Jarrod is currently engaged in the development of a QPCR assay utilizing TaqMan Fam/TAMRA probes to amplify bisulfite treated DNA so as to determine the methylation state of several cancer markers for the early detection of prostate cancer.
Jarrod is also the system administrator for the two SGI supercomputers along with the network of seven Unix workstations running the most current version of SGI IRIX. These systems are essential for viewing structures, designing molecular models, calculating molecular structures, and the design and inspection of nanodevices. Some of the software used in these endeavors include: CNX, Spartan, Gaussian, Insight II, Midas and Chimera.
These systems have been used for structural calculations such as those found in Clark & Shevchuk et al Methods for the design and analysis of oligodeoxynucleotide-based DNA (cytosine-5) methyltransferase inhibitors. They have likewise proved useful in producing molecular models for demonstration of nanodevices such as the DNA Y-Junction and Camshaft.
Jarrod has worked on the detection of Human Telomerase RNA in the PC-3 prostate cell line utilizing RT-PCR and the Agilent 2100 Bioanylzer.
Fuller & Clark, et al Use of microfluidics chips for the detection of human telomerase RNA.
Jarrod’s projects have included the development of an EMSA technique utilizing microfludics. M·EcoRII and M·HhaI were purified from transformed E.Coli to near homogeneity and used for the EMSA. Then the DNA Y-Junction and Camshaft were developed as binding scaffolds for DNA methyltransferases to demonstrate that ordered covalent binding of these enzymes to 5-FdC would retard their mobility on a DNA microfluidics chip.
Clark & Shevchuk, et al Mobility-shift analysis with microfluidics chips.

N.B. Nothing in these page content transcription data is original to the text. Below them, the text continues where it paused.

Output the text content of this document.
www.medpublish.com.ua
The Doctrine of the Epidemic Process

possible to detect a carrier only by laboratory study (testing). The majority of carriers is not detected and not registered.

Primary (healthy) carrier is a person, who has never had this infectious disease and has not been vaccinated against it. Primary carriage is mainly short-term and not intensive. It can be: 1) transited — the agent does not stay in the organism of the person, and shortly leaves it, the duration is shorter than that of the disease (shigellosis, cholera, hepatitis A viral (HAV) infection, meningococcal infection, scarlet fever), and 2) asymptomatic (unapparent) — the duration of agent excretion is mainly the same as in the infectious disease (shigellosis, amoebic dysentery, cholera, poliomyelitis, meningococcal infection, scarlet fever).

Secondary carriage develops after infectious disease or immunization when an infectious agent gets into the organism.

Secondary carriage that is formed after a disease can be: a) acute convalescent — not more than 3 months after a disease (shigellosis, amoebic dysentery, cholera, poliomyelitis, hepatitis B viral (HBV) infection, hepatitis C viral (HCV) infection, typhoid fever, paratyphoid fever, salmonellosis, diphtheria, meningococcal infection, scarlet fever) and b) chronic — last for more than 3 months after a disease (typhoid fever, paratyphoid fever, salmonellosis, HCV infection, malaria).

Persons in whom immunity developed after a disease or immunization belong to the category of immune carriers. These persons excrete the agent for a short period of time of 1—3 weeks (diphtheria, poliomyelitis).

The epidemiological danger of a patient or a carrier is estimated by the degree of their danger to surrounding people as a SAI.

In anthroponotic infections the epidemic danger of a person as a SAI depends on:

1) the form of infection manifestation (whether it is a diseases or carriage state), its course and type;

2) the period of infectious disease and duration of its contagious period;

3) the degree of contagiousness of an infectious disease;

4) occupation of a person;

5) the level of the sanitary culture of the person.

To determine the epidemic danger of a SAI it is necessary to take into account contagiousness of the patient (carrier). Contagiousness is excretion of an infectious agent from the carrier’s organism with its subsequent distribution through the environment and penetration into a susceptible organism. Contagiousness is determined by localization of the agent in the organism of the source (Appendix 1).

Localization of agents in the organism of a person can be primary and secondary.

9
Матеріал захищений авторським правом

A 1998 graduate of Humboldt State University, Jarrod holds a bachelor’s degree in Cellular Molecular Biology. His expertise is in molecular biology techniques and biochemistry applications, as well as in the detection of infectious diseases. During the last several years he has successfully supported the studies of Dr. Steven Smith by characterizing methyltransferases and investigating their role in DNA damage and repair, as well as the various applications of bionanotechnology in early cancer detection.